Konsentrasi total bukan berarti penari menjadi tidak sadarkan diri, namun peleburan seorang penari dengan karakter tari yang harus dibawakan.

Sawiji dimengerti bahwa penari sudah tidak memikirkan tentang hafalan maupun yang lain. Pikiran dan perasaan sudah memahami apa yang harus dilakukan dan apa saja yang akan dilakukan penari di atas pentas. Mulai penari berjalan masuk arena pentas, maka bukan dirinya lagi tetapi peran apa yang dibawakan. Semuanya itu dari dalam jiwa mengalir, apalagi dengan adanya bunyi instrumen atau musik, maka kepekaan penari terhadap peran yang dibawakan akan semakin meningkat.

Greged

Greged adalah suatu semangat yang membara yang ada pada jiwa seorang penari di atas pentas. Semangat yang dikerahkan itu tidak boleh dilepaskan begitu saja, tetapi harus ditekan atau diarahkan pada suatu yang normal atau wajar. Semangat seorang penari harus dikendalikan, yang pada gilirannya tidak akan berkesan atau kelihatan kasar. Greged merupakan pembawaan dari seorang penari. Unsur ini tidak dapat diajarkan/dilatih oleh orang lain atau guru.

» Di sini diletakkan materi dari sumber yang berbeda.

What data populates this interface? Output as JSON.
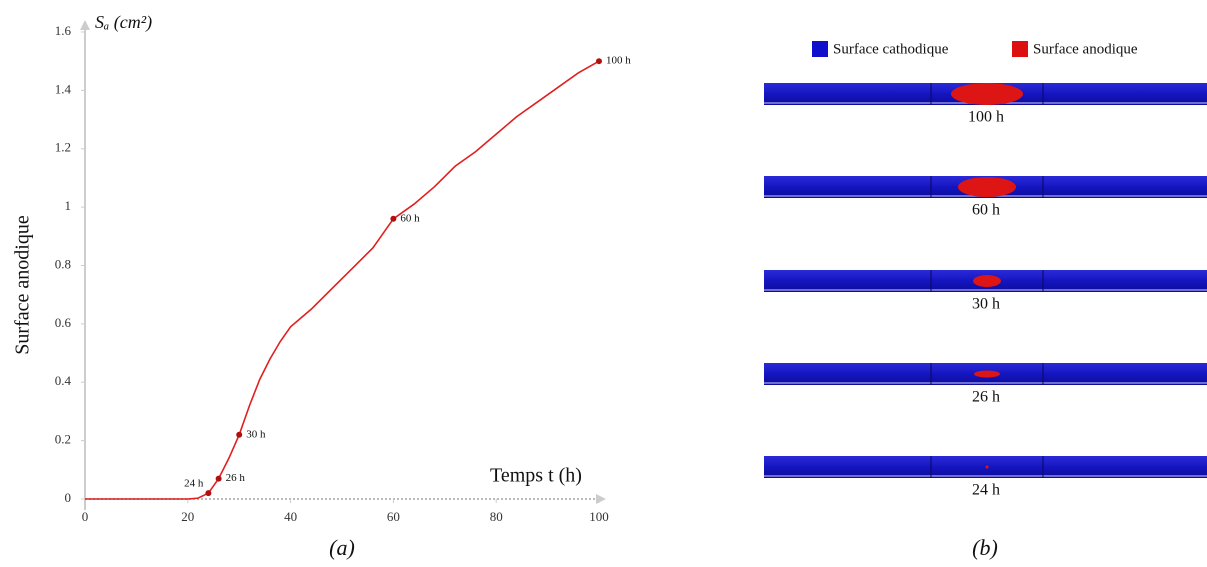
{
  "chart_data": {
    "type": "line",
    "y_axis_title": "Sₐ (cm²)",
    "y_label": "Surface anodique",
    "x_label": "Temps t (h)",
    "x": [
      0,
      5,
      10,
      15,
      20,
      22,
      24,
      26,
      28,
      30,
      32,
      34,
      36,
      38,
      40,
      44,
      48,
      52,
      56,
      60,
      64,
      68,
      72,
      76,
      80,
      84,
      88,
      92,
      96,
      100
    ],
    "values": [
      0,
      0,
      0,
      0,
      0,
      0.003,
      0.02,
      0.07,
      0.14,
      0.22,
      0.32,
      0.41,
      0.48,
      0.54,
      0.59,
      0.65,
      0.72,
      0.79,
      0.86,
      0.96,
      1.01,
      1.07,
      1.14,
      1.19,
      1.25,
      1.31,
      1.36,
      1.41,
      1.46,
      1.5
    ],
    "color": "#e02020",
    "annotations": [
      {
        "x": 24,
        "y": 0.02,
        "label": "24 h"
      },
      {
        "x": 26,
        "y": 0.07,
        "label": "26 h"
      },
      {
        "x": 30,
        "y": 0.22,
        "label": "30 h"
      },
      {
        "x": 60,
        "y": 0.96,
        "label": "60 h"
      },
      {
        "x": 100,
        "y": 1.5,
        "label": "100 h"
      }
    ],
    "xlim": [
      0,
      100
    ],
    "xticks": [
      0,
      20,
      40,
      60,
      80,
      100
    ],
    "ylim": [
      0,
      1.6
    ],
    "yticks": [
      0,
      0.2,
      0.4,
      0.6,
      0.8,
      1,
      1.2,
      1.4,
      1.6
    ],
    "grid": false
  },
  "panel_b": {
    "legend": [
      {
        "name": "Surface cathodique",
        "color": "#1010cc"
      },
      {
        "name": "Surface anodique",
        "color": "#dd1010"
      }
    ],
    "snapshots": [
      "100 h",
      "60 h",
      "30 h",
      "26 h",
      "24 h"
    ]
  },
  "captions": [
    "(a)",
    "(b)"
  ]
}
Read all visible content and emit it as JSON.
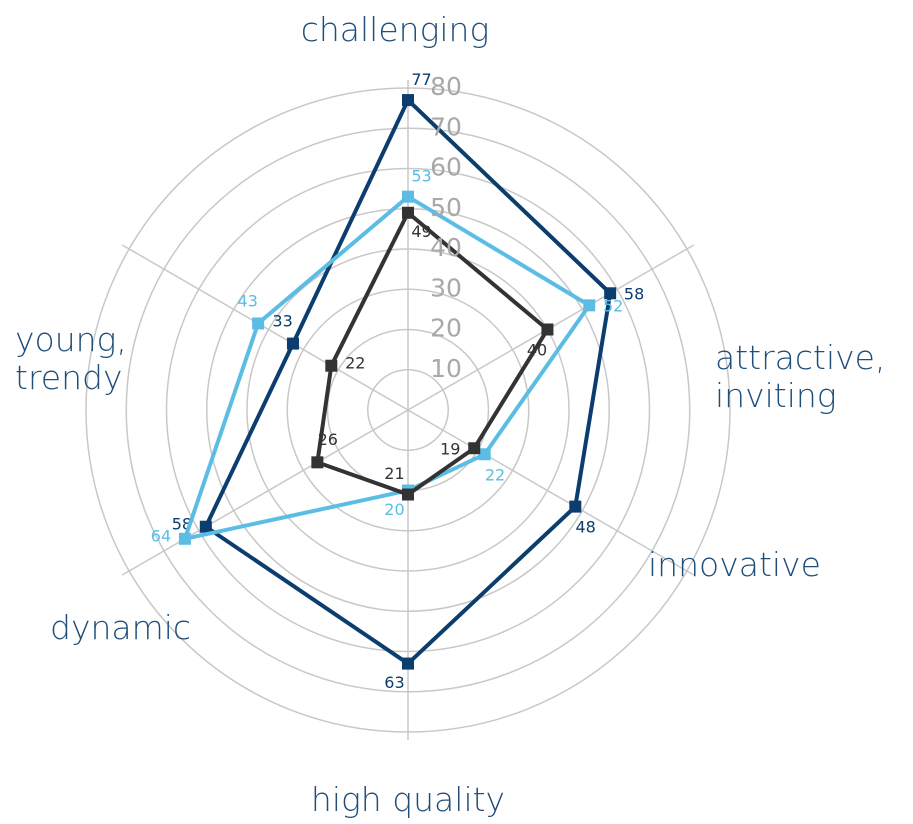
{
  "chart_data": {
    "type": "radar",
    "categories": [
      "challenging",
      "attractive,\ninviting",
      "innovative",
      "high quality",
      "dynamic",
      "young,\ntrendy"
    ],
    "series": [
      {
        "color": "#0b3d6e",
        "values": [
          77,
          58,
          48,
          63,
          58,
          33
        ]
      },
      {
        "color": "#5bbde4",
        "values": [
          53,
          52,
          22,
          20,
          64,
          43
        ]
      },
      {
        "color": "#333333",
        "values": [
          49,
          40,
          19,
          21,
          26,
          22
        ]
      }
    ],
    "rlim": [
      0,
      80
    ],
    "rticks": [
      10,
      20,
      30,
      40,
      50,
      60,
      70,
      80
    ],
    "grid": true
  }
}
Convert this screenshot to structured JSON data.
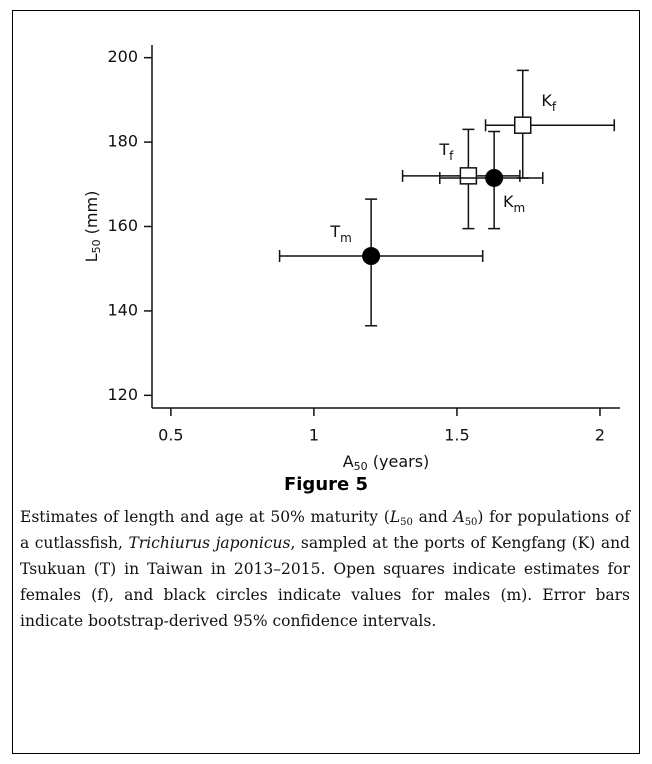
{
  "chart_data": {
    "type": "errorbar-scatter",
    "xlabel": {
      "main": "A",
      "sub": "50",
      "rest": " (years)"
    },
    "ylabel": {
      "main": "L",
      "sub": "50",
      "rest": " (mm)"
    },
    "xlim": [
      0.434,
      2.07
    ],
    "xticks": [
      0.5,
      1.0,
      1.5,
      2.0
    ],
    "ylim": [
      117,
      203
    ],
    "yticks": [
      120,
      140,
      160,
      180,
      200
    ],
    "grid": false,
    "points": [
      {
        "label": "T",
        "sub": "m",
        "marker": "circle",
        "x": 1.2,
        "y": 153,
        "x_low": 0.88,
        "x_high": 1.59,
        "y_low": 136.5,
        "y_high": 166.5
      },
      {
        "label": "T",
        "sub": "f",
        "marker": "square",
        "x": 1.54,
        "y": 172,
        "x_low": 1.31,
        "x_high": 1.72,
        "y_low": 159.5,
        "y_high": 183
      },
      {
        "label": "K",
        "sub": "m",
        "marker": "circle",
        "x": 1.63,
        "y": 171.5,
        "x_low": 1.44,
        "x_high": 1.8,
        "y_low": 159.5,
        "y_high": 182.5
      },
      {
        "label": "K",
        "sub": "f",
        "marker": "square",
        "x": 1.73,
        "y": 184,
        "x_low": 1.6,
        "x_high": 2.05,
        "y_low": 171.5,
        "y_high": 197
      }
    ]
  },
  "figure_label": "Figure 5",
  "caption": [
    {
      "text": "Estimates of length and age at 50% maturity (",
      "style": "normal"
    },
    {
      "text": "L",
      "style": "italic"
    },
    {
      "text": "50",
      "style": "sub"
    },
    {
      "text": " and ",
      "style": "normal"
    },
    {
      "text": "A",
      "style": "italic"
    },
    {
      "text": "50",
      "style": "sub"
    },
    {
      "text": ") for populations of a cutlassfish, ",
      "style": "normal"
    },
    {
      "text": "Trichiurus japonicus",
      "style": "italic"
    },
    {
      "text": ", sampled at the ports of Kengfang (K) and Tsukuan (T) in Taiwan in 2013–2015. Open squares indicate estimates for females (f), and black circles indicate values for males (m). Error bars indicate bootstrap-derived 95% confidence intervals.",
      "style": "normal"
    }
  ]
}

Guru yang baik harus dapat mengetahui bila murid memiliki greged atau tidak. Apabila seorang penari mempunyai greged, maka guru tinggal mengarahkan ke arah yang benar. Penari yang baik harus memiliki greged, apabila ia tidak memiliki greged akan mengalami kesulitan dalam menyalurkan dinamika dalam diri karakter tari yang dibawakan. Penari yang memiliki greged yang baik, walaupun dalam keadaan sikap diam telah menimbulkan kesan adanya gerak di dalam jiwa dan karakter yang dibawakan (Soeryobrongto, 1981).

Sengguh

Sengguh adalah percaya pada diri sendiri yang tidak mengarah pada kesombongan penari di atas pentas. Percaya diri sendiri sangat penting bagi seorang penari. Penari yang telah tampil di atas pentas, harus percaya dengan sepenuh hati bahwa apa yang ditampilkan atau ditarikan adalah baik, dan orang lain atau penonton dapat menikmati dengan baik juga. Jadi seorang penari harus menjadi satu kesatuan dengan tarinya.

Seorang penari tampil di atas pentas bukan sebagai dirinya sendiri, tetapi ia membawakan misi untuk menyampaikan sesuatu kepada penonton atau penikmatnya. Sikap semacam ini harus diyakini, sehingga ia memiliki kepercayaan pada diri penari. Kepercayaan ini dapat menimbulkan sikap yang meyakinkan, pasti, dan tidak ragu- ragu dalam bahasa Jawa mbedhedheg (perasaan yang meluap-luap tetapi terkendali) (Soeryobrongto, 1981).

Ora Mingkuh

Ora mingkuh adalah pantang mundur atau tidak takut menghadapi kesukaran-kesukaran. Penari harus memiliki keberanian dalam menghadapi apa saja waktu pentas. Penari harus menepati janji atau kesanggupan dengan penuh tanggung jawab. Suatu keteguhan hati dalam menarikan suatu tarian atau memainkan suatu peran.

Keteguhan hati dapat berarti kesetiaan dan keberanian untuk menghadapi situasi apa saja dengan suatu pengorbanan penuh. Suatu contoh apabila seorang penari telah menyanggupi untuk menari, maka walaupun ia dalam keadaan sakit apabila masih dapat menari, ia harus melakukan dengan penuh tanggung jawab.

Ora mingkuh diri seorang penari meskipun dalam perjalanan untuk menuju tujuan yang luhur banyak menghadapi rintangan-rintangan, akan tetapi seorang penari tidak akan mundur setapakpun.